A martian day is 40 minutes longer than an Earth day, and a martian year lasts 687 Earth days. But those figures alone do not answer how a second on Mars compares to one on Earth. An atomic clock taken to Mars would run normally, but its readings would drift relative to clocks on Earth. To address this, NIST physicists had to define the equivalent of a martian “time zone” based on the planet’s physical conditions.

Their calculations rely on Einstein’s general theory of relativity, which predicts that time passes at different rates in different gravitational fields—more slowly where gravity is stronger, and faster where it is weaker. They also accounted for the planet’s orbital speed and complex interactions among the Sun, Earth, Moon and Mars. “The three-body problem is incredibly hard. Now we’re dealing with four,” Patla noted.

Using data from multiple Mars missions, Patla and colleague Neil Ashby incorporated all relevant factors and arrived at the average difference of 477 microseconds per martian day.

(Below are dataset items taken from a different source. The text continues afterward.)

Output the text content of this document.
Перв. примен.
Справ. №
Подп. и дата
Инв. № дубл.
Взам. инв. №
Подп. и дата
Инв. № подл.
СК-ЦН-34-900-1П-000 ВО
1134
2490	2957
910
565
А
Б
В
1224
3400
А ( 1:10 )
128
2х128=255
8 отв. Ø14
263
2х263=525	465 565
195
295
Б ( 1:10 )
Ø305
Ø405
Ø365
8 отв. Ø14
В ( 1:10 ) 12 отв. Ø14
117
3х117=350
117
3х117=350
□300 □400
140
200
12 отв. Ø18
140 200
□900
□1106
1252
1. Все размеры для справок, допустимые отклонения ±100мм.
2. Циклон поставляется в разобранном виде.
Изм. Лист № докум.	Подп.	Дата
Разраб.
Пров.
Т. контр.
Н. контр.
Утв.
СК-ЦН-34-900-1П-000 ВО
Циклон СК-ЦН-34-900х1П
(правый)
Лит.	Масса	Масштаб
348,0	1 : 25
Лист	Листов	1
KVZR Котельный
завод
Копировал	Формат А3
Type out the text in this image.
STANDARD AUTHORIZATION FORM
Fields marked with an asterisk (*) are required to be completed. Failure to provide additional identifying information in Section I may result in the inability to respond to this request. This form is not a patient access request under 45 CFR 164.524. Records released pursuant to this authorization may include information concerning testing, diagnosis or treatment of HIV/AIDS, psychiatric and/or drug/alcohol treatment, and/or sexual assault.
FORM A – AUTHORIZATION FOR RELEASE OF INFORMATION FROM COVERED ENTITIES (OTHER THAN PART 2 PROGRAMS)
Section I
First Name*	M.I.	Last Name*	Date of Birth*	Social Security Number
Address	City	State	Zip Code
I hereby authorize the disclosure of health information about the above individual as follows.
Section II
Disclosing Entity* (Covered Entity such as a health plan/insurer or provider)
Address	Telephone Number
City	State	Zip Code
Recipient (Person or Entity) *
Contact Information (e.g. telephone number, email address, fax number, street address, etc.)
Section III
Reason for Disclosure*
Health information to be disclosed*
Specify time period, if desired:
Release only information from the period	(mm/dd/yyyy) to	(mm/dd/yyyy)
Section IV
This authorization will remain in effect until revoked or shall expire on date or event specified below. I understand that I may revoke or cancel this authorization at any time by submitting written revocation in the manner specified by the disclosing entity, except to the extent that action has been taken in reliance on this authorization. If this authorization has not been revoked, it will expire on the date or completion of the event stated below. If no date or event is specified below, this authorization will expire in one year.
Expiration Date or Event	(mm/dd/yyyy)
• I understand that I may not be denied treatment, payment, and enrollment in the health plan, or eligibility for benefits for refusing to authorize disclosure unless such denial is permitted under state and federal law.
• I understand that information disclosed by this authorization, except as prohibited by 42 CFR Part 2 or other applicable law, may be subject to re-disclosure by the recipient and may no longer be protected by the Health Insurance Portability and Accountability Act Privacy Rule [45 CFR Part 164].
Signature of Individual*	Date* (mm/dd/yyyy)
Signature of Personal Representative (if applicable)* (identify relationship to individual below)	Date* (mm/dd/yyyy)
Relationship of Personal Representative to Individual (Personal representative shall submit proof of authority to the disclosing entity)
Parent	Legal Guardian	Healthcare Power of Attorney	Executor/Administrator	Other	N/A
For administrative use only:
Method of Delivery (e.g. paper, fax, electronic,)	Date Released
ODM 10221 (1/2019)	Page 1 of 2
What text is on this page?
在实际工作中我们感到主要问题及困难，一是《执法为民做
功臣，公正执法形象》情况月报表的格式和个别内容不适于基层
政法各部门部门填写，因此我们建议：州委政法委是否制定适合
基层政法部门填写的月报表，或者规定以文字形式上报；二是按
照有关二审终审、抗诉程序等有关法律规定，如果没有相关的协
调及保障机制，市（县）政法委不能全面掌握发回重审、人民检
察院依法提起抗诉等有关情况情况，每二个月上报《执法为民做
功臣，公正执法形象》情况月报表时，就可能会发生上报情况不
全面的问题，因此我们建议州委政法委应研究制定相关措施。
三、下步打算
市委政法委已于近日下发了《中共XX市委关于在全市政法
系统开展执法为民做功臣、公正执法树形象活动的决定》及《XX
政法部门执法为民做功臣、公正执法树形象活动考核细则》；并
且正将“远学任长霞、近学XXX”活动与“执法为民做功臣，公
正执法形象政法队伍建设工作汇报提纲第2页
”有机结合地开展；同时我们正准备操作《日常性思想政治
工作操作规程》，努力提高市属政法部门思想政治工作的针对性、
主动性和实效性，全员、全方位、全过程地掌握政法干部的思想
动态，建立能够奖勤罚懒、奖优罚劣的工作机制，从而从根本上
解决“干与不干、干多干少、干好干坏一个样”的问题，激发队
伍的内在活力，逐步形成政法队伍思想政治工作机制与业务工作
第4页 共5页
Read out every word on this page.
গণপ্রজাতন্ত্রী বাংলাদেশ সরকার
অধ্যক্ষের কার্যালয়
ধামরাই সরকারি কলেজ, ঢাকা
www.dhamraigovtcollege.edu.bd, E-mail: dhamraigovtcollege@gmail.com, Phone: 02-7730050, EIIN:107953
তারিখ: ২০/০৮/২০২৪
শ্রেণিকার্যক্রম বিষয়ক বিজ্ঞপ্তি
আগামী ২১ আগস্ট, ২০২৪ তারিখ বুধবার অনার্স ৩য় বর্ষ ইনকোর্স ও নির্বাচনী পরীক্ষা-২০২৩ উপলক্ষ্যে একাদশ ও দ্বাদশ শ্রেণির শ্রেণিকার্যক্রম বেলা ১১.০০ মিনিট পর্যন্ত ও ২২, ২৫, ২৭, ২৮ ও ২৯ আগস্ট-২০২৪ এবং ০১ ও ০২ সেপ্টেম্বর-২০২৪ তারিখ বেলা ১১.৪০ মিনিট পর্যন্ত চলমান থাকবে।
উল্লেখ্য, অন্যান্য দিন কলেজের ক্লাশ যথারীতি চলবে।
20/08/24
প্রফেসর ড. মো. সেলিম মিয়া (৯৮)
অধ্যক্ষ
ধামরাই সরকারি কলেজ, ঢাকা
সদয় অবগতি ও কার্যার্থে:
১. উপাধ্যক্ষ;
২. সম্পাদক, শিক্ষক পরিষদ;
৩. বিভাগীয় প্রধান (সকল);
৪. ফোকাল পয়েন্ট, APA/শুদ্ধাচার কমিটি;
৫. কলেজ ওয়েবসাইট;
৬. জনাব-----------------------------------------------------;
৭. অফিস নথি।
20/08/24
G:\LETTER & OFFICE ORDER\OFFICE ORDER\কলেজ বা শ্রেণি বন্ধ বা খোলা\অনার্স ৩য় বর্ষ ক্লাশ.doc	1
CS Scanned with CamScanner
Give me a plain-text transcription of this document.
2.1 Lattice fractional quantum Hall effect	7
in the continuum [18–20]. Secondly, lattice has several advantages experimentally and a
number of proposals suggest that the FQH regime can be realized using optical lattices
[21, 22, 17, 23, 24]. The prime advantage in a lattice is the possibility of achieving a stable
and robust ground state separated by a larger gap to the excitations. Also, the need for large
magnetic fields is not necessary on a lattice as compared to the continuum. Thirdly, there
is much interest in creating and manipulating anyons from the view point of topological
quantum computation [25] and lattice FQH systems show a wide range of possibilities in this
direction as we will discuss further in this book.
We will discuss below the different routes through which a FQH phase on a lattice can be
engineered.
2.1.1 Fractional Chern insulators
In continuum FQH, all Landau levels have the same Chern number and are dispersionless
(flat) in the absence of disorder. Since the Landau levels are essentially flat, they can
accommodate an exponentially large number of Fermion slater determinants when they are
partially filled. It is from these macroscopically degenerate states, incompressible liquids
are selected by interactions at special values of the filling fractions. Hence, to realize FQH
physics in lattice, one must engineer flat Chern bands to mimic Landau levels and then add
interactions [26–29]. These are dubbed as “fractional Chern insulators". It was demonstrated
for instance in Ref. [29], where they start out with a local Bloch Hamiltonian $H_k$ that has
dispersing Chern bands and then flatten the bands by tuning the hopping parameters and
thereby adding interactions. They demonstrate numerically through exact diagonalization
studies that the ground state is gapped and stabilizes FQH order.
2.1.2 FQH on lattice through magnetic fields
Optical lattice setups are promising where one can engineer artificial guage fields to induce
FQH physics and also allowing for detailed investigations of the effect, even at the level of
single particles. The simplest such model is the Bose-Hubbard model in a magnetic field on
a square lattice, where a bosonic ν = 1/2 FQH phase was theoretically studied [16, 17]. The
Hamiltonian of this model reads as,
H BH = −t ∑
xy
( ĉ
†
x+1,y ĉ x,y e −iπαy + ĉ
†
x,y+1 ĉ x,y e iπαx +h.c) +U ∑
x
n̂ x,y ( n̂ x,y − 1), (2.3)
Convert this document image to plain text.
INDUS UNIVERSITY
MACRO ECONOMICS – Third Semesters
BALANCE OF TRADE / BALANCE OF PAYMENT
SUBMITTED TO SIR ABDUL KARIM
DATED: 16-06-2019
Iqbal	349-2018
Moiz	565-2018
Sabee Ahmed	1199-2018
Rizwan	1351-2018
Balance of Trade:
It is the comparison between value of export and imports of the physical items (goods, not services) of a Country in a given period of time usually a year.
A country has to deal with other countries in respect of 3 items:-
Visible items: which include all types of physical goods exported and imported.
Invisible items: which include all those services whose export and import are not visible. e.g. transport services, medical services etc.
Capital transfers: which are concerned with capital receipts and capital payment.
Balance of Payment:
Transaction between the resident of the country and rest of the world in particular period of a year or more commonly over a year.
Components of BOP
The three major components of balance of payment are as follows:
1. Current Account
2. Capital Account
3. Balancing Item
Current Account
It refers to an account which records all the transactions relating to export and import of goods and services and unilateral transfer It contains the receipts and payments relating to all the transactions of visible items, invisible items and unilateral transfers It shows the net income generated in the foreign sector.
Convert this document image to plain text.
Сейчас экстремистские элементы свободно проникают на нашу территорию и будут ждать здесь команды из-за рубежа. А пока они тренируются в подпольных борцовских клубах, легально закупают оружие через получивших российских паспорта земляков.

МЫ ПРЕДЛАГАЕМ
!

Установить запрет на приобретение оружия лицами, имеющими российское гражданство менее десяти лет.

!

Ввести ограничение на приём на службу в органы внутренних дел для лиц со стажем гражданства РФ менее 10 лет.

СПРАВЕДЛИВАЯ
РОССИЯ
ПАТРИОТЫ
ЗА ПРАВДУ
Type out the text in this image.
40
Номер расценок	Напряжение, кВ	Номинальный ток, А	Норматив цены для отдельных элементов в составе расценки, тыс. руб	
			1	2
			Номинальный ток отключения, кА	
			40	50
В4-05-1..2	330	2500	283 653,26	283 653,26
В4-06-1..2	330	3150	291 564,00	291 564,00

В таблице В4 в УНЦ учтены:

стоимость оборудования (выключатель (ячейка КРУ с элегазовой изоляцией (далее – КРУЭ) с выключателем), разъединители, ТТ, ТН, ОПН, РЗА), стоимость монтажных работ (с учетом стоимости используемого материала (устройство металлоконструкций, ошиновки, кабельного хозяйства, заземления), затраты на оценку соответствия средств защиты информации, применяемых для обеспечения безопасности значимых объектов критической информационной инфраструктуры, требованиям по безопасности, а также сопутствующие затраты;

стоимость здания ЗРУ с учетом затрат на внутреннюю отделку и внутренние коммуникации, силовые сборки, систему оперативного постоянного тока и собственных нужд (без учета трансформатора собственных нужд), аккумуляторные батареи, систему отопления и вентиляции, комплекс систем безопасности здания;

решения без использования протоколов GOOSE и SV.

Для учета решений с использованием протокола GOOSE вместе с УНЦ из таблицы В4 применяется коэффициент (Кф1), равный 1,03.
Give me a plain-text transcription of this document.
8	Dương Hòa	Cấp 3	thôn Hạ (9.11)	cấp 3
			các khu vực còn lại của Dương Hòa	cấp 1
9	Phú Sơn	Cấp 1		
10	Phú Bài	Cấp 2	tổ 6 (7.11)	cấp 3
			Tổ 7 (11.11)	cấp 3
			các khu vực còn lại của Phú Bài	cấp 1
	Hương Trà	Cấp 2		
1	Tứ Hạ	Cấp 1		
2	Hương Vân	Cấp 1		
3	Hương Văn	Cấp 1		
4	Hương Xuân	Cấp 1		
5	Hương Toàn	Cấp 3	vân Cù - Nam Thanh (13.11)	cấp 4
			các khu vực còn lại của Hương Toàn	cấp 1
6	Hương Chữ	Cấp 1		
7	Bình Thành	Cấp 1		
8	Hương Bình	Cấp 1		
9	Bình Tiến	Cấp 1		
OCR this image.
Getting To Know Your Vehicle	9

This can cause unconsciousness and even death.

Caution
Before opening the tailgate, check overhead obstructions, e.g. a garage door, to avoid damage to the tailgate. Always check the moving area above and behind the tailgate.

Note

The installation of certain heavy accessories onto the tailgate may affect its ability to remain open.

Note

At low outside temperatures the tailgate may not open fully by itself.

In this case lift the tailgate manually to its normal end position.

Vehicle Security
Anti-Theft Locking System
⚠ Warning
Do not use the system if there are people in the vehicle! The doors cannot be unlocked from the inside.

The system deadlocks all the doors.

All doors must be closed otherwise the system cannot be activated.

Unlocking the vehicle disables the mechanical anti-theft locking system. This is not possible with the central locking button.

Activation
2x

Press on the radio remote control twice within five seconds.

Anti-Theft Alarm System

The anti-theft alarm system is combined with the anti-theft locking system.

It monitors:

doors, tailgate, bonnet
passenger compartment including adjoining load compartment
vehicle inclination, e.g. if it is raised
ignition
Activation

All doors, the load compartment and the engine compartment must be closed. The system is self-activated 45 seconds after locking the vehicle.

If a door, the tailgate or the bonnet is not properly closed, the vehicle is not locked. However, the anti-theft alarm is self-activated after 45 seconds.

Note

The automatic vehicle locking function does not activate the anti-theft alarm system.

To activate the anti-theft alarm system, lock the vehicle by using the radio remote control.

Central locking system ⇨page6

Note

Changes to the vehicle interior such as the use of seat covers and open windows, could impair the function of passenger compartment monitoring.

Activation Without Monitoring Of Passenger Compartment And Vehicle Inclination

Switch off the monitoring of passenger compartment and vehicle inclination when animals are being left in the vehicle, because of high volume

While tiny, such variations are crucial for communication systems that require synchronization to within one-tenth of a microsecond.

Today, signal delays between Earth and Mars range from four to 24 minutes—a situation Patla likens to the era of handwritten letters carried by ships across oceans. Accurate time synchronization, he says, will be the foundation for a future “internet of the solar system.” “Once you synchronize time, it will be almost like real-time communication,” he explained. Ashby, however, cautions that practical applications remain far off, saying it may take decades before Mars’s surface is busy enough to need such a navigation network.

Patla stresses that the findings are important not only for engineering but also for fundamental physics. The work, he says, advances understanding of relativity and the influence of gravity on the flow of time. “It’s good to know for the first time what’s happening on Mars in terms of time. No one knew this before,” he concluded.